What is Pentecost?
This coming Sunday, 12 June, Christians across the world will celebrate Pentecost Sunday. Pentecost remembers the birthday of the church and should be celebrated with commitment and enthusiasm.
Pentecost Sunday commemorates the coming of the Holy Spirit on the first followers of Jesus. After the death and resurrection of Christ, the disciples could not really be called the Church yet, since the Spirit brings the church into existence and gives the resurrection life of Jesus to her. This is why we say that on the first Pentecost Sunday the Christian Church was born when the Spirit was poured out on us who believe in Jesus.
What does the word “Pentecost” mean?
The English word “Pentecost” comes from a Greek word for “fifty” and was the name the Greek speaking Jews called the Hebrew festival “Shavuot”. Both Shavuot (Hebrew) and Pentecost (Greek) means “fifty”. This name comes from a decree in Leviticus 23:16, which instructs people to count seven weeks or “fifty days” from the end of the Hebrew Passover to Shavuot, a harvest festival celebrating the “first fruits” on the farms. It also later became the feast of thanksgiving for the giving of the law on Mount Sinai.
In the same way that Jesus, the Lamb of God, was crucified on the day and more or less during the time when the Hebrew Passover lamb was slaughtered in the temple during the Passover feast, the Holy Spirit was poured out on the very day when the Hebrews celebrated the first fruits of the harvest and the coming of the law – Shavuot or Pentecost.
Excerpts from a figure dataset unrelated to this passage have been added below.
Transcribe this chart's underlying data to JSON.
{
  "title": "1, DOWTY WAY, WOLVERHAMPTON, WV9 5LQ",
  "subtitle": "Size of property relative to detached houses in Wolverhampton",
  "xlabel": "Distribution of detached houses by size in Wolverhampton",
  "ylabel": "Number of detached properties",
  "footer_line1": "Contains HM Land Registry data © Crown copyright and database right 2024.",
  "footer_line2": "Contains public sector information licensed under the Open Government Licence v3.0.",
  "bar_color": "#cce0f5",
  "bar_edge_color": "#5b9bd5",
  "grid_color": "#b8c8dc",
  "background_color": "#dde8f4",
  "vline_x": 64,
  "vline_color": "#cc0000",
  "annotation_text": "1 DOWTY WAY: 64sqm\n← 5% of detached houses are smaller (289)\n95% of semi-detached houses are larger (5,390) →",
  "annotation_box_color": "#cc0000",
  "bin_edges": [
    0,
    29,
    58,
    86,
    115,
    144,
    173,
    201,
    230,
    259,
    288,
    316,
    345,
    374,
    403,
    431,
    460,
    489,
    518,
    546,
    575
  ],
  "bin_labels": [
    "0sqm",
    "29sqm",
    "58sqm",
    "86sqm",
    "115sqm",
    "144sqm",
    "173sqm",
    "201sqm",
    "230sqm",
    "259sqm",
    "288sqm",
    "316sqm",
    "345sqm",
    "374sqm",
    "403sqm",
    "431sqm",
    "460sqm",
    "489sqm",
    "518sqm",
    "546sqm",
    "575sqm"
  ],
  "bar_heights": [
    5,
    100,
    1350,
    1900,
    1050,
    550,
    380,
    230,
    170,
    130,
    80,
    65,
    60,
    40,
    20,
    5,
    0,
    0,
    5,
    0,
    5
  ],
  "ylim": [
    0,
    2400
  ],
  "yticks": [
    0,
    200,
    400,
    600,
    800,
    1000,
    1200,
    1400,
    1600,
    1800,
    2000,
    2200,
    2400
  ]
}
It seems that God values the days of celebration he instated and gives a deep spiritual meaning to them that we who follow Jesus may grow in knowledge, gratefulness and commitment. And that we will never forget God’s great deeds of salvation.
The first fruits of the church, more than 3000 people, were saved and brought in after Peter preached his first sermon after the outpouring of the Holy Spirit on the Church on that day, the Hebrew Pentecost day, a Sunday.
As you might expect, there are a wide range of Christian celebrations of Pentecost amongst all the many denominations. Most churches at least mention it in prayer, song and sermon. Churches that employ liturgical colors (like we do) generally use red on Pentecost as a symbol of the power and the fire of the Holy Spirit.
So on Sunday we celebrate the birthday of the Church, when God by the power of the Holy Spirit gave a harvest of believers as a result of the “seed” of his blood Jesus planted on the cross and through his resurrection.
We too are part of that harvest – we, and all we will tell of the wondrous Gospel that Jesus came into this world to save sinners!